In a New York Times article on the decision, Benjamin Fine noted:
"[Chief Justice Vinson's] statement was immediately seized upon by those who are opposed to the segregation policy. They saw in it an opening wedge that might lead to the final and complete overthrow of all educational segregation in the South. For, they argued, under this interpretation, it would be utterly impossible for any Negro college or university, no matter how adequately equipped or financed, to provide 'equal' opportunities to the Negro student." 

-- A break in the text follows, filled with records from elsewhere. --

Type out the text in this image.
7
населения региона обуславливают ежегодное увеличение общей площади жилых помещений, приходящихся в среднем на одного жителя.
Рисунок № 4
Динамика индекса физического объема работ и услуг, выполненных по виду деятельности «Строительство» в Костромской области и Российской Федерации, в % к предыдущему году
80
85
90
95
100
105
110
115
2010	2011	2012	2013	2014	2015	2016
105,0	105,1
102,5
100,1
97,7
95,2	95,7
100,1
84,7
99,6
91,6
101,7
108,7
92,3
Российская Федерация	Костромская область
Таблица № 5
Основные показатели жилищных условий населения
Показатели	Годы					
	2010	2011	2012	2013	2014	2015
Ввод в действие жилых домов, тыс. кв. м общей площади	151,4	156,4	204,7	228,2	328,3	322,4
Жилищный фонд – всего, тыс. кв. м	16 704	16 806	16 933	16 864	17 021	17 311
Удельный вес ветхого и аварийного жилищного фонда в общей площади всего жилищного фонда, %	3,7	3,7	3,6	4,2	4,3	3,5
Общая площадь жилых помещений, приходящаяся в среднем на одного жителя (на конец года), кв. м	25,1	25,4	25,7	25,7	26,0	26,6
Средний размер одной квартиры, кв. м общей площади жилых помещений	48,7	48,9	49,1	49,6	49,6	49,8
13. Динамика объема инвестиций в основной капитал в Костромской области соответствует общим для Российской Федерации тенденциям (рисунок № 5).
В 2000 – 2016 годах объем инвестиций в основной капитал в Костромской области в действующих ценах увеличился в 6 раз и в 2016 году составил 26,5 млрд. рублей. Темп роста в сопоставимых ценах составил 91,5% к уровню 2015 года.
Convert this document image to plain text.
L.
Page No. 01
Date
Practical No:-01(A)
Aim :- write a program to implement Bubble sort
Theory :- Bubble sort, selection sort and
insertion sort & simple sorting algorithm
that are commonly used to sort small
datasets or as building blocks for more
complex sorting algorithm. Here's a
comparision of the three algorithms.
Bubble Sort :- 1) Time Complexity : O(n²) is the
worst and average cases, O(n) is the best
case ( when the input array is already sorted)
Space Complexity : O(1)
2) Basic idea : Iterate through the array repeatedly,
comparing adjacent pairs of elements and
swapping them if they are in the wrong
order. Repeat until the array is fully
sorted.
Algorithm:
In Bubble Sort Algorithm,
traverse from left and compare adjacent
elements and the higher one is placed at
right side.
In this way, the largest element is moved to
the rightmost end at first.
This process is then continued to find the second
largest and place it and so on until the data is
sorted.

This proved to be the case in later Supreme Court decisions, including Brown v. Board of Education. Sweatt and McLaurin contributed to the Brown decision by providing an early precedent saying that "separate but equal" was not neccessarily true in education. They also provided a different interpretation of the Fourteenth Amendment to the Constitution than the one used in Plessy v. Ferguson, which served as the precedent until these decisions. In Plessy, the Court ruled that the Fourteenth Amendment did not require "social comingling of the races;" in McLaurin, it ruled that isolating McLaurin from the rest of the student body because of race denied him equal protection of the law and therefore violated the Fourteenth Amendment. Sweatt took into account both tangible and intangible inequalities between the white and black law schools; Plessy did not consider the intangible factors. By providing a newer interpretation of the Fourteenth Amendment than that of Plessy, Sweatt v. Painter and McLaurin v. Oklahoma State Regents for Higher Education paved the way for later Supreme Court decisions on desegregation of public schools.